The indented “paragraphs” (really indented lines or blocks of text) you’re noticing across some pages are deliberate formatting choices made by Gofina Hrepenyk herself while copying the songs.

Here’s why it happens on certain pages but not others:

  • Verse numbers are placed at the left margin, and the actual lyrics are indented to the right of the number. This creates a clean, “book-like” look and makes each stanza easy to spot at a glance while singing or reading aloud.
  • Refrains or repeated lines are often further indented (or start further in) to visually separate them from the main verse. You’ll see this especially in songs that have a chorus or a line marked “(2р.)” — the indentation signals “this part repeats.”
  • Poetic structure: Ukrainian folk songs are usually couplets or quatrains. Gofina used indentation to show where one thought or melodic phrase ends and the next begins, exactly the way a printed songbook would use spacing or tabs.
  • Not every page is the same because she was writing freehand over time.
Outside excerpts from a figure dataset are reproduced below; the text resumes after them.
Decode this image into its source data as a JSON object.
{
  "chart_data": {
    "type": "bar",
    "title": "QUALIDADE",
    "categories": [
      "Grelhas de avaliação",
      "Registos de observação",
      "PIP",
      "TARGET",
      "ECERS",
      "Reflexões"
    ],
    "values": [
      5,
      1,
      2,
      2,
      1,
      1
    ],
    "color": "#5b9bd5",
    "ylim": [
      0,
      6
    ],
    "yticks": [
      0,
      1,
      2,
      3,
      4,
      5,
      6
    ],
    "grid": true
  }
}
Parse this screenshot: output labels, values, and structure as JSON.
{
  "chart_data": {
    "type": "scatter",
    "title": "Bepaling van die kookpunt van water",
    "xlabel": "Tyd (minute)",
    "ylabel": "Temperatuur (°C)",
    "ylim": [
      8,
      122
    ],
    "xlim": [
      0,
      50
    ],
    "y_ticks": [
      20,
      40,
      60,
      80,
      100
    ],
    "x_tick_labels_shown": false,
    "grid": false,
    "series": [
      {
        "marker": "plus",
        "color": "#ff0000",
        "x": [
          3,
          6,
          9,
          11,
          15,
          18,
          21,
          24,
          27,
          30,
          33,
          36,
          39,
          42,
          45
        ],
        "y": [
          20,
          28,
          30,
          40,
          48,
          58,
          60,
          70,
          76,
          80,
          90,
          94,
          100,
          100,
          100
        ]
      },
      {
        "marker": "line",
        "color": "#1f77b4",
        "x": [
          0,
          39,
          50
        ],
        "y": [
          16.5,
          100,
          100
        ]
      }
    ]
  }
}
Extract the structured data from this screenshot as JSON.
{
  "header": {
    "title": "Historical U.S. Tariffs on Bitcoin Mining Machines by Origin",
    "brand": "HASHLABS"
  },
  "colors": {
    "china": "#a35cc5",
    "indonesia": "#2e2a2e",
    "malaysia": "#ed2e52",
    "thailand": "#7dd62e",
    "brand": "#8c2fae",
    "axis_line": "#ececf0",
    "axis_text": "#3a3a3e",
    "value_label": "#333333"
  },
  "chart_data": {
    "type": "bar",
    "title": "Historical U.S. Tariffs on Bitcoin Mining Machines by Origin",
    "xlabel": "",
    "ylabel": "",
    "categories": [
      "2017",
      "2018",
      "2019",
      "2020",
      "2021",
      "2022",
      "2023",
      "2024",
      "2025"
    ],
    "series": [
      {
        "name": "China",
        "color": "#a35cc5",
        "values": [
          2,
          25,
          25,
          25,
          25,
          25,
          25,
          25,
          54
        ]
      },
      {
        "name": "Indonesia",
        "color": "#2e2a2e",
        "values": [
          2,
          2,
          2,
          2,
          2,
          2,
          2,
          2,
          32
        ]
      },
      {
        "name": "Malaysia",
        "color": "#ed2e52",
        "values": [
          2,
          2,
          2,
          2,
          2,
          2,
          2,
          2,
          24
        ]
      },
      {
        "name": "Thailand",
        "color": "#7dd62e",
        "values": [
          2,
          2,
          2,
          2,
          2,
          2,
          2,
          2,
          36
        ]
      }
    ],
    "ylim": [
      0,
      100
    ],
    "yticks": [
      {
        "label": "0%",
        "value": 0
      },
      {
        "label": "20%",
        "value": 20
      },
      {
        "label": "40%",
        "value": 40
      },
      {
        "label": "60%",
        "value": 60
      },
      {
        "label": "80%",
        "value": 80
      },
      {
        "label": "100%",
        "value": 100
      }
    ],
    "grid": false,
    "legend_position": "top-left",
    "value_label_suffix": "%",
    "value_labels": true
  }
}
Some songs she copied more carefully with clear stanza breaks; others she wrote more fluidly with less indentation.

It’s a very common practice in early-20th-century handwritten Ukrainian pisni notebooks like this one. The indentation isn’t random — it’s Gofina’s way of organizing the material so the songs are easier to perform or remember. It turns a simple notebook into something that feels more like a real song collection.